Article
Author: Haydo, Alicia S. ; Schmachtel, Tessa ; Kaiser, Astrid ; Zaliani, Andrea ; Nevermann, Sheila ; Gribbon, Philipp ; Wolf, Markus ; Moroz, Yurii S. ; Merk, Daniel ; Sisignano, Marco ; Schermeng, Tina ; Offermanns, Stefan ; Heering, Jan ; Ivanov, Vladimir V. ; Proschak, Ewgenij ; Ehrler, Johanna H. M. ; Höfner, Georg ; Alnouri, Mohamad Wessam ; Steinhilber, Dieter ; Marinescu, Beatrice ; Mathes, Marius ; Schubert-Zsilavecz, Manfred ; Rieger, Michael A. ; Hernandez-Olmos, Victor ; Beck-Sickinger, Annette G.

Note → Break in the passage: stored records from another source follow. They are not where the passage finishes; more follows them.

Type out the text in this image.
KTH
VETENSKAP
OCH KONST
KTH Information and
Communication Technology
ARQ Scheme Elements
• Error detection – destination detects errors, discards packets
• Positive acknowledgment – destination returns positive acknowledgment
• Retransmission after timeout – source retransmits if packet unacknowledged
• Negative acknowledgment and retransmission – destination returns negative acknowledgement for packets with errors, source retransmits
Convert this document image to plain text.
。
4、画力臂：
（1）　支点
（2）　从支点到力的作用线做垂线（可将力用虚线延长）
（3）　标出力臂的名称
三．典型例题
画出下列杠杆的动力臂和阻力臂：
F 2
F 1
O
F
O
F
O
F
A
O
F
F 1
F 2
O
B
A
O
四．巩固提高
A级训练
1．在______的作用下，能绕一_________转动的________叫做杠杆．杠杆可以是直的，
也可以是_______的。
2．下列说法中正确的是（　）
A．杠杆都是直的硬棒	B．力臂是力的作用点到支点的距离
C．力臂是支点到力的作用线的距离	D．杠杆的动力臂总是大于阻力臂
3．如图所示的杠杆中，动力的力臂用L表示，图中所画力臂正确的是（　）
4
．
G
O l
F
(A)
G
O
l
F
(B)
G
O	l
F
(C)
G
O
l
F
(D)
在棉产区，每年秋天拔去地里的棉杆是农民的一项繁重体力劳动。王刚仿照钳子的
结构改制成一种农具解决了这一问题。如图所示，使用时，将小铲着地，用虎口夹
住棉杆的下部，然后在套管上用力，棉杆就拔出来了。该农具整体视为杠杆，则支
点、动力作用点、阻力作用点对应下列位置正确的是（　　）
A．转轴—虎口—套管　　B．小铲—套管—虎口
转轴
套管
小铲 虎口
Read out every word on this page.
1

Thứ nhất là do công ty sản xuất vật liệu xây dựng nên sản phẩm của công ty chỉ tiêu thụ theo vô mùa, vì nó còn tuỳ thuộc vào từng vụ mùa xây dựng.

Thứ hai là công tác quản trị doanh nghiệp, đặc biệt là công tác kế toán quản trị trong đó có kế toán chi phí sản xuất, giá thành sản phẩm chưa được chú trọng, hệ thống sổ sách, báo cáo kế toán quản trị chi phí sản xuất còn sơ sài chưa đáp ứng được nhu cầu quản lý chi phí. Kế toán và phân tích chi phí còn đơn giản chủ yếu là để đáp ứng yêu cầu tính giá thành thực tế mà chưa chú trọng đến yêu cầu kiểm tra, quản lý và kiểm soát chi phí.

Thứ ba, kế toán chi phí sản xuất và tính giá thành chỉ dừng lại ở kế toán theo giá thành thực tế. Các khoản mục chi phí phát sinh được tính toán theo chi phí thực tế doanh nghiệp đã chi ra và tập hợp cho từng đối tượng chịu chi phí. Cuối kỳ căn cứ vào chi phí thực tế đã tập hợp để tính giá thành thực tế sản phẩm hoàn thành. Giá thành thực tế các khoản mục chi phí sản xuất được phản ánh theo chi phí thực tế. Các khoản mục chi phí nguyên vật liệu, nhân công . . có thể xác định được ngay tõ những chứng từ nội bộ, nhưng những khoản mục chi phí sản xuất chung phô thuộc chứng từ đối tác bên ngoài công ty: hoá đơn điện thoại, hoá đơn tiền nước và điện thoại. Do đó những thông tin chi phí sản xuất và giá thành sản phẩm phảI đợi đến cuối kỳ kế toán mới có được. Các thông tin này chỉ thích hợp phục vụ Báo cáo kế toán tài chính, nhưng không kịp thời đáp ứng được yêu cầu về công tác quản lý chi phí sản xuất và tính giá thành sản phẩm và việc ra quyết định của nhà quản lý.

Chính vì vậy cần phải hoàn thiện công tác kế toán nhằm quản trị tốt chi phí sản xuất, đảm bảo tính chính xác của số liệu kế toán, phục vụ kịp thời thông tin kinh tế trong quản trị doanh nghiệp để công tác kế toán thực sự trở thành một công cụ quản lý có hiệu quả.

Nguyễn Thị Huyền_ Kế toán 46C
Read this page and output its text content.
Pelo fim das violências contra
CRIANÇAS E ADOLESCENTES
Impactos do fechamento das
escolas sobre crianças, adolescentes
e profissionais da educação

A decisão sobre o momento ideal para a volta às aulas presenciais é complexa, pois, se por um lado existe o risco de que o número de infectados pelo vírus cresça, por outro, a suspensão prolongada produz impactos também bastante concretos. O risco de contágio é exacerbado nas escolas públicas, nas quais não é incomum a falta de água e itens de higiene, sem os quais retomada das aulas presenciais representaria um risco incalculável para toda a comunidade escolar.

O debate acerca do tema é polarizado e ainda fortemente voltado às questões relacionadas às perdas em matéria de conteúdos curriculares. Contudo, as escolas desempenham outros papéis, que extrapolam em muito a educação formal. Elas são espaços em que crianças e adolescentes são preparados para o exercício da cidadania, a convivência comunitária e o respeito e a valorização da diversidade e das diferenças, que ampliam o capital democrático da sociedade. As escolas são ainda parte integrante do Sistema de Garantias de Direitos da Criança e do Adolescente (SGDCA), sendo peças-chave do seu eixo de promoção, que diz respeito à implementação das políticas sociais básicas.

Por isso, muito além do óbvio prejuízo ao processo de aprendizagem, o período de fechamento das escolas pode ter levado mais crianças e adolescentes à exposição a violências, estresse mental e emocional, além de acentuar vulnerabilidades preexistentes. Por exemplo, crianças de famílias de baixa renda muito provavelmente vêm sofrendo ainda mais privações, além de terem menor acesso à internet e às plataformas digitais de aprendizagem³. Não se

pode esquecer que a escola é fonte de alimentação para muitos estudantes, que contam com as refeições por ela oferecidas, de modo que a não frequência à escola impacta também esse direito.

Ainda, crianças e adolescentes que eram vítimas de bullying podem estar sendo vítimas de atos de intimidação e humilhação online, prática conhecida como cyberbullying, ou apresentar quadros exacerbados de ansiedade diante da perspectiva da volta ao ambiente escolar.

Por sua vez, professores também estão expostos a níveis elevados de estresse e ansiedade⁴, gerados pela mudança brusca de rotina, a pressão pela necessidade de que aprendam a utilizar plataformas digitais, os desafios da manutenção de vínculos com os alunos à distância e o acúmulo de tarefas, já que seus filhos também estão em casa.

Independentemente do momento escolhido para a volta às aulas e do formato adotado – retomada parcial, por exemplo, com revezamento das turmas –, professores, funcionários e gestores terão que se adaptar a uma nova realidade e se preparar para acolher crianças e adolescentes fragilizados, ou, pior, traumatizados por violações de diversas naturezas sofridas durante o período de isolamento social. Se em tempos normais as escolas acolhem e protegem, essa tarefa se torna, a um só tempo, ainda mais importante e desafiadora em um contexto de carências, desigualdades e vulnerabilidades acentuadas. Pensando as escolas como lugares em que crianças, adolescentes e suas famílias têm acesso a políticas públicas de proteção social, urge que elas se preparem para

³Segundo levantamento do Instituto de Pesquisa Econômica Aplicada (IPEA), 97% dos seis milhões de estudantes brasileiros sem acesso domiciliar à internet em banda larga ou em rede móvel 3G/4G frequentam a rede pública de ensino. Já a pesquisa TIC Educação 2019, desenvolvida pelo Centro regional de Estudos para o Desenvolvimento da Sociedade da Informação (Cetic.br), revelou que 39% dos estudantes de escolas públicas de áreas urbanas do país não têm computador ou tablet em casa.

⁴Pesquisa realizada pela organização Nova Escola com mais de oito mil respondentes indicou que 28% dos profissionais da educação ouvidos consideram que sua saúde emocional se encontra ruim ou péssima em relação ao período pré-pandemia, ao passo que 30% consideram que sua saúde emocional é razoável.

G protein-coupled receptor G2A was postulated to be a promising target for the development of new therapeutics in neuropathic pain, acute myeloid leukemia, and inflammation. However, there is still a lack of potent, selective, and drug-like G2A agonists to be used as a chemical tool or as the starting matter for the development of drugs. In this work, we present the discovery and structure-activity relationship elucidation of a new potent and selective G2A agonist scaffold. Systematic optimization resulted in (3-(pyridin-3-ylmethoxy)benzoyl)-d-phenylalanine (T-10418) exhibiting higher potency than the reference and natural ligand 9-HODE and high selectivity among G protein-coupled receptors. With its favorable activity, a clean selectivity profile, excellent solubility, and high metabolic stability, T-10418 qualifies as a pharmacological tool to investigate the effects of G2A activation.